Liao Yi-Chu, Lin Hsiu-Fen, Rundek Tatjana, Cheng Rong, Guo Yuh-Cherng, Sacco Ralph L, Juo Suh-Hang Hank
Graduate Institute of Medical Genetics, the Graduate Institute of Medicine, Kaohsiung Medical University, Kaohsiung, Taiwan.
Stroke. 2008 Dec;39(12):3159-65. doi: 10.1161/STROKEAHA.108.522789. Epub 2008 Sep 11.
Carotid intima-media thickness (IMT) is a surrogate marker of subclinical atherosclerosis and a strong predictor of stroke and myocardial infarction. The object of this study was to determine the association between carotid IMT and 702 single nucleotide polymorphisms in 145 genes.
B-mode carotid ultrasound was performed among 408 Hispanics from the Northern Manhattan Study. The common carotid artery IMT and bifurcation IMT were phenotypes of interest. Genetic effects were evaluated by the multivariate regression model adjusting for traditional vascular risk factors. For each individual, we calculated a gene risk score (GRS) defined as the total number of the significant single nucleotide polymorphisms in different genes. Subjects were then divided into 3 GRS categories using the 2 cutoff points: mean GRS +/-1 SD.

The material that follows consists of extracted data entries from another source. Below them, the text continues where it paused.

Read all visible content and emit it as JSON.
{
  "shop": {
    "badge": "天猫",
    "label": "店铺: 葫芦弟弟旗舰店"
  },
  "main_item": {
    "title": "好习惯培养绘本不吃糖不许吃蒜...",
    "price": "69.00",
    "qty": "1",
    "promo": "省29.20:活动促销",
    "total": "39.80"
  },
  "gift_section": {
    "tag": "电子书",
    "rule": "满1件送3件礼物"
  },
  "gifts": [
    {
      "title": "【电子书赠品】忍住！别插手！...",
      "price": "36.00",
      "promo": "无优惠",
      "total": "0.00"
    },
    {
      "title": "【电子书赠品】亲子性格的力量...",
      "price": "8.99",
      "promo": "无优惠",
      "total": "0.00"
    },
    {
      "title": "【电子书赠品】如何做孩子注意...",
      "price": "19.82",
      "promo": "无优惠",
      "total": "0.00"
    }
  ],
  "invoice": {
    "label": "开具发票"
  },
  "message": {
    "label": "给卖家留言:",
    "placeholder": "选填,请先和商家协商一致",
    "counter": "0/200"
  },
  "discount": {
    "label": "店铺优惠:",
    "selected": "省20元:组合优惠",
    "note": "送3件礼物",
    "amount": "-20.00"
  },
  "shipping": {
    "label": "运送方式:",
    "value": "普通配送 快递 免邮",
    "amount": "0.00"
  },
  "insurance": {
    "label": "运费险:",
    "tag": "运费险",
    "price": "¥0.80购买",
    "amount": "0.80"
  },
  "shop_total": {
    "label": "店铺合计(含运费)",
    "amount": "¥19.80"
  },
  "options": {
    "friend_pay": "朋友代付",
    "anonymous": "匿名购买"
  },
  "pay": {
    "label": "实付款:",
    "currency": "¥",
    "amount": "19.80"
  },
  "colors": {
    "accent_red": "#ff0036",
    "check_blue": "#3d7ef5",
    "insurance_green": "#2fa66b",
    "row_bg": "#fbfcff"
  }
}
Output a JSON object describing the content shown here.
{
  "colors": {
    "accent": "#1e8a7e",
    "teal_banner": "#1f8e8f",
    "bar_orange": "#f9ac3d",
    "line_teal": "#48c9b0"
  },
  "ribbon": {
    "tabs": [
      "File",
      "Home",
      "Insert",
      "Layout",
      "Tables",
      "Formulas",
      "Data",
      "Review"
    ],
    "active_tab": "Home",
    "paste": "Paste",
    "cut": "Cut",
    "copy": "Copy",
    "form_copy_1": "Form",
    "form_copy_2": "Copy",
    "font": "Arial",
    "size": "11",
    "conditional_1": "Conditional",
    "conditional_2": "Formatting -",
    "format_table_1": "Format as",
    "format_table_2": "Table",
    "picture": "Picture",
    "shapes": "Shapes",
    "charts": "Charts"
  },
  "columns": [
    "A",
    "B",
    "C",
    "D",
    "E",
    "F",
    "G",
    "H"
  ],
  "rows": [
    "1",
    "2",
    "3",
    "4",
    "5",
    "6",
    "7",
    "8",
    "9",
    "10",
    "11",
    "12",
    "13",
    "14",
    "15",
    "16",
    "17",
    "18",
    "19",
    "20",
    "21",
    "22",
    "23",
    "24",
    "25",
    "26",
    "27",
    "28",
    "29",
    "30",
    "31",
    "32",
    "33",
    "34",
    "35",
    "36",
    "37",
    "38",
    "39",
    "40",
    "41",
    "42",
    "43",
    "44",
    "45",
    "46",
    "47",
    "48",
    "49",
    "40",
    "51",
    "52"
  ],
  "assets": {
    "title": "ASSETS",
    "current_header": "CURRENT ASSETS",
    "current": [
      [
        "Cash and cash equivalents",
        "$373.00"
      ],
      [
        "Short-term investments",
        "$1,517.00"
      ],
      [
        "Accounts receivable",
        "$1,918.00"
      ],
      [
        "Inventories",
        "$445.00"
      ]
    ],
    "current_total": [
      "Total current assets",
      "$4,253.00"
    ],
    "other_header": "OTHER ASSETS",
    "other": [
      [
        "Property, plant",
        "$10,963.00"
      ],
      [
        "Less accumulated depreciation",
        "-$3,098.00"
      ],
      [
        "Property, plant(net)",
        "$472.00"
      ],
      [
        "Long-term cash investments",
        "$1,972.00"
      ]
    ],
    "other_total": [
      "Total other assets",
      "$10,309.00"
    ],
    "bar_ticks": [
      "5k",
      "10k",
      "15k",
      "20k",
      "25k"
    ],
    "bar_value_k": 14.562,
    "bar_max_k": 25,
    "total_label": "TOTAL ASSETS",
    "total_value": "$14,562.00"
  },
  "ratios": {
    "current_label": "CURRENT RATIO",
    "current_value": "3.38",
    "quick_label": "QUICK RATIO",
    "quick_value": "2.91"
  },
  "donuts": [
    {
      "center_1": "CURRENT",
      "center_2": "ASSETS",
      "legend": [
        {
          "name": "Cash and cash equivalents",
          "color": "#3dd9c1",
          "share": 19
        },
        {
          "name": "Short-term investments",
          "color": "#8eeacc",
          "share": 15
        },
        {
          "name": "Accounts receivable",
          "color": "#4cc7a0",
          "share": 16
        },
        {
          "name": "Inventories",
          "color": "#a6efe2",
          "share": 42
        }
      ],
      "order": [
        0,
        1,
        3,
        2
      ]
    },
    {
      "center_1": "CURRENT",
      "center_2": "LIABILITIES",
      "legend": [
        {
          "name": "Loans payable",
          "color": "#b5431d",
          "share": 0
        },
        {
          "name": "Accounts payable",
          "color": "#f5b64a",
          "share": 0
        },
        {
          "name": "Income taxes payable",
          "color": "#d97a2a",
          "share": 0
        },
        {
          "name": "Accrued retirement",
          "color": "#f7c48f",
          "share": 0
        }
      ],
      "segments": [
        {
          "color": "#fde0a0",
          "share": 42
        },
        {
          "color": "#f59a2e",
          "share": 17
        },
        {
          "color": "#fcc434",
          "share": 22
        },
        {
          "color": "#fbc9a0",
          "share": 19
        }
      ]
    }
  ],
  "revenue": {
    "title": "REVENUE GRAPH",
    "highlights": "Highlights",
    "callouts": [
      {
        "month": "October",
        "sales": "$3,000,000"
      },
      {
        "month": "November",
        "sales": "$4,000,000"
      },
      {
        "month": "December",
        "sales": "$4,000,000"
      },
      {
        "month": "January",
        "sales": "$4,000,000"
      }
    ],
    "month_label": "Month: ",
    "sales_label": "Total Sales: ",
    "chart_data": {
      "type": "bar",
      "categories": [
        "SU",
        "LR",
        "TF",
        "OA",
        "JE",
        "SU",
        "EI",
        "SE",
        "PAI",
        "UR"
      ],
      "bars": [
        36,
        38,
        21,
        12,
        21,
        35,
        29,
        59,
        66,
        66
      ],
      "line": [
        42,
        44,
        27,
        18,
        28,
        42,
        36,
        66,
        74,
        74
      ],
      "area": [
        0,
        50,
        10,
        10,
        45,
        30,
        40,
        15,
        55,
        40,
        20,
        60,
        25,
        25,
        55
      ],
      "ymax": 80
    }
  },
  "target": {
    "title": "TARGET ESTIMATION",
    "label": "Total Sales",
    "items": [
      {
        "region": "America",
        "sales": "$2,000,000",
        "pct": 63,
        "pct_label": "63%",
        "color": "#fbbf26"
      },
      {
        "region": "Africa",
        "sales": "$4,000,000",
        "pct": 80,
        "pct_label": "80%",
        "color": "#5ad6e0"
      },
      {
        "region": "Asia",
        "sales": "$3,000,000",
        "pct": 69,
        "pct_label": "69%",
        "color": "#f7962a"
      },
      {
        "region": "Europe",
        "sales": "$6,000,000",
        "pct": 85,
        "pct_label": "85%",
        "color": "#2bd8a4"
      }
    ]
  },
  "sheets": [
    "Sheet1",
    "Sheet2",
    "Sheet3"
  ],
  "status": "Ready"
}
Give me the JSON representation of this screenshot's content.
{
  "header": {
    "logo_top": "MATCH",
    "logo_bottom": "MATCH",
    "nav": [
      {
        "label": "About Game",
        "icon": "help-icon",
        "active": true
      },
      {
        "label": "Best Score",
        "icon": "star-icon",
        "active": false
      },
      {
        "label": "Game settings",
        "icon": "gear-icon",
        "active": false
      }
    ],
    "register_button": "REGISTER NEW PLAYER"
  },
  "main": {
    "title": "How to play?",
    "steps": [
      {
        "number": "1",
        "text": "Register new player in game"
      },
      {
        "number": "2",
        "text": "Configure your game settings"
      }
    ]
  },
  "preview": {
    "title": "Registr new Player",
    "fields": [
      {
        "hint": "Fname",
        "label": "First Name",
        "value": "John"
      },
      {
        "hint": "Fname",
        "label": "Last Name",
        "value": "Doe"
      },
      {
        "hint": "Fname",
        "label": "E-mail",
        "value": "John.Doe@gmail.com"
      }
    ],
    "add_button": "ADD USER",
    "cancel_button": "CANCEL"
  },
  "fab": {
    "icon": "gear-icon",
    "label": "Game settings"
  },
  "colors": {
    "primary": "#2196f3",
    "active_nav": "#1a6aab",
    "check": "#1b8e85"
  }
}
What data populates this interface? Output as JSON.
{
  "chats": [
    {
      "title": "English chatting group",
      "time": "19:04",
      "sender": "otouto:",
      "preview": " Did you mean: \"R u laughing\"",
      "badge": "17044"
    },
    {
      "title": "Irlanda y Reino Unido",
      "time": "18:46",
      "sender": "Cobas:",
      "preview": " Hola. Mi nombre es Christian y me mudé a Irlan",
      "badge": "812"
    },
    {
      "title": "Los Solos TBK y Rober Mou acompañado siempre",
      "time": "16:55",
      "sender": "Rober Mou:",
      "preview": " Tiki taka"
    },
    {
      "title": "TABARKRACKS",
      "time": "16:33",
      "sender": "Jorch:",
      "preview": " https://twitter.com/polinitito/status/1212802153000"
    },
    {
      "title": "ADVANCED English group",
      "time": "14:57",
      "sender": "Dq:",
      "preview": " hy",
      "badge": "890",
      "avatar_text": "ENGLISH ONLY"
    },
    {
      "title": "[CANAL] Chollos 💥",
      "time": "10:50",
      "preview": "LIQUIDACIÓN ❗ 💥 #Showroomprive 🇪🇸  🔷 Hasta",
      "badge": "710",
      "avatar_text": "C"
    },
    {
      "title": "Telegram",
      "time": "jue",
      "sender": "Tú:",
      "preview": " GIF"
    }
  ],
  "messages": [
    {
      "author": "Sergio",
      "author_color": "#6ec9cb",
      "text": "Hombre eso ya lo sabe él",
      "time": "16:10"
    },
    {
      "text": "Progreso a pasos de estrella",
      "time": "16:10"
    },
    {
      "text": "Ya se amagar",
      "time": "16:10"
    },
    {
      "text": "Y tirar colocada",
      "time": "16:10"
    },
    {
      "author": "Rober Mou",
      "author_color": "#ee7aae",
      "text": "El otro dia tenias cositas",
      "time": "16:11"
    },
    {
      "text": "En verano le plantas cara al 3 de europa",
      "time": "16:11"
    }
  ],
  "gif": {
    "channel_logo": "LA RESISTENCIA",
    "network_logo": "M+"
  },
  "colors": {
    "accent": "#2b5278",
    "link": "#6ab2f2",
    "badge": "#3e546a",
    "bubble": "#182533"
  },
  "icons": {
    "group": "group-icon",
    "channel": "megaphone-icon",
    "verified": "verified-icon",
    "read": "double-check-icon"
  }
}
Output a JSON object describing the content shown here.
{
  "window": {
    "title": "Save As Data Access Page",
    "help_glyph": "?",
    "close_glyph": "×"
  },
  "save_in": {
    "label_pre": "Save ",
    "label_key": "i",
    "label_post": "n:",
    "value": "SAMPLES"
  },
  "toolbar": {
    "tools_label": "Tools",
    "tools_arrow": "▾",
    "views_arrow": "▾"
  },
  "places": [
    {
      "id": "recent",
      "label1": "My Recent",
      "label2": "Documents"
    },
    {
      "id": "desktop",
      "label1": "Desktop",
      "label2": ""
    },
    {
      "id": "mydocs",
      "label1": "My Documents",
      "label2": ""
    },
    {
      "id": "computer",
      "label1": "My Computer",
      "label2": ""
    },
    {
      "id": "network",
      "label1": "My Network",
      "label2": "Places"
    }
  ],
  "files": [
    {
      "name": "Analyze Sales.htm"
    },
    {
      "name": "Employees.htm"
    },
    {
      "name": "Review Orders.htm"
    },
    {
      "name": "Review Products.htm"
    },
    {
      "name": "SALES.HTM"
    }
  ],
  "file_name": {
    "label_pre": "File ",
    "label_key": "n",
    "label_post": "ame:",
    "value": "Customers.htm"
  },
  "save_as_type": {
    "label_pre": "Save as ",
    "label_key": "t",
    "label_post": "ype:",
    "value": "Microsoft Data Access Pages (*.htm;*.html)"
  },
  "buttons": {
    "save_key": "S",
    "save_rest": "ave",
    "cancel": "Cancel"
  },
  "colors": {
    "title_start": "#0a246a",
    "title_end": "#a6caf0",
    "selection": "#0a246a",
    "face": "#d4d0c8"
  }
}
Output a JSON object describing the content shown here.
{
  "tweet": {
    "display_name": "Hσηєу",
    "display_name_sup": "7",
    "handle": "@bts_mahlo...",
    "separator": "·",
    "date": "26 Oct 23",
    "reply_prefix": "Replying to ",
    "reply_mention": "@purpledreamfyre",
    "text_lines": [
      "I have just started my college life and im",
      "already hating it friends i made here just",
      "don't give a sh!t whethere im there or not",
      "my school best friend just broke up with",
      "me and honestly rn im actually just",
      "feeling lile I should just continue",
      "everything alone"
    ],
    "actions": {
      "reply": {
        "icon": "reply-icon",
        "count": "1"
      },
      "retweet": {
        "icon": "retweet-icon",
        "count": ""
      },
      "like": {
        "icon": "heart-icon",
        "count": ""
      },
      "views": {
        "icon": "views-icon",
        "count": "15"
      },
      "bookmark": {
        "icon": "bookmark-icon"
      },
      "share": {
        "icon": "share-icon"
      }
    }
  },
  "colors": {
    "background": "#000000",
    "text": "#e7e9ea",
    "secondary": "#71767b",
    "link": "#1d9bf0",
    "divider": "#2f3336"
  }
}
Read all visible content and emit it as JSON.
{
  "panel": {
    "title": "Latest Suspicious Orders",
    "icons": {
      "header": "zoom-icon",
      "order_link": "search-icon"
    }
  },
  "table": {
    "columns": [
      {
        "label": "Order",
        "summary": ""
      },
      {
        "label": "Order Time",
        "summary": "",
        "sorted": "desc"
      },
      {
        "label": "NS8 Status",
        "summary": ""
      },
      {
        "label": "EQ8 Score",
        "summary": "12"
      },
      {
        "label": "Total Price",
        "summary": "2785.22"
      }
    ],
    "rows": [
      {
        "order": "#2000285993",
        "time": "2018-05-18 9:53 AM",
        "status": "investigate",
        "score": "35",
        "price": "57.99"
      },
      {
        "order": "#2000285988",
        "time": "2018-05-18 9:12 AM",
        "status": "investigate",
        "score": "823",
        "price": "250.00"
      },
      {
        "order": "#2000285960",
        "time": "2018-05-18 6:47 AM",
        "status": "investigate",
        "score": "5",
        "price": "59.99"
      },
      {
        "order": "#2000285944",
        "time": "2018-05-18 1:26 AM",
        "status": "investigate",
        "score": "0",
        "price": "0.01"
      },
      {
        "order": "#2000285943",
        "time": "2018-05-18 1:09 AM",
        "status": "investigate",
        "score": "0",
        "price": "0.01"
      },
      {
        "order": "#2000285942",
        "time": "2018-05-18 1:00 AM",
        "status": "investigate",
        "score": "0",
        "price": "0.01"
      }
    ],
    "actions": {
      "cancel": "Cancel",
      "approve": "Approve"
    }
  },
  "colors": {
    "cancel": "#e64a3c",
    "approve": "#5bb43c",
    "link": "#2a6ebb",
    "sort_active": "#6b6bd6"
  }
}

We identified 6 significant single nucleotide polymorphisms in 6 genes for common carotid artery IMT and 7 single nucleotide polymorphisms in 7 genes for bifurcation IMT using the probability value of 0.005 as the significant level. There were no common significant genes for both phenotypes. The most significant genes were the tissue plasminogen activator (P=0.0005 for common carotid artery IMT) and matrix metallopeptidase-12 genes (P=0.0004 for bifurcation IMT). Haplotype analysis did not yield a more significant result. Subjects with GRS >or=9 had significantly increased IMT than those with GRS <or=5 (P<0.001). GRS was an independent predictor of both common carotid artery IMT (P=2.3x10(-9)) and bifurcation MT (P=7.2x10(-8)).
Multiple genes contributed to the variation in carotid IMT. IMT in different carotid segments may be regulated by different sets of susceptibility genes.
颈动脉内膜中层厚度(IMT)是亚临床动脉粥样硬化的替代标志物,也是中风和心肌梗死的有力预测指标。本研究的目的是确定颈动脉IMT与145个基因中的702个单核苷酸多态性之间的关联。
对来自北曼哈顿研究的408名西班牙裔进行B型颈动脉超声检查。颈总动脉IMT和分叉处IMT是感兴趣的表型。通过调整传统血管危险因素的多变量回归模型评估基因效应。对于每个个体,我们计算了一个基因风险评分(GRS),定义为不同基因中显著单核苷酸多态性的总数。然后使用两个临界点将受试者分为3个GRS类别:平均GRS±1标准差。
以0.005的概率值为显著水平,我们在6个基因中鉴定出6个与颈总动脉IMT相关的显著单核苷酸多态性,在7个基因中鉴定出7个与分叉处IMT相关的单核苷酸多态性。两种表型没有共同的显著基因。最显著的基因是组织纤溶酶原激活剂(颈总动脉IMT的P=0.0005)和基质金属肽酶-12基因(分叉处IMT的P=0.0004)。单倍型分析未得出更显著的结果。GRS≥9的受试者的IMT显著高于GRS≤5的受试者(P<0.001)。GRS是颈总动脉IMT(P=2.3×10⁻⁹)和分叉处IMT(P=7.2×10⁻⁸)的独立预测指标。
多个基因导致颈动脉IMT的变异。不同颈动脉节段的IMT可能受不同组易感基因的调控。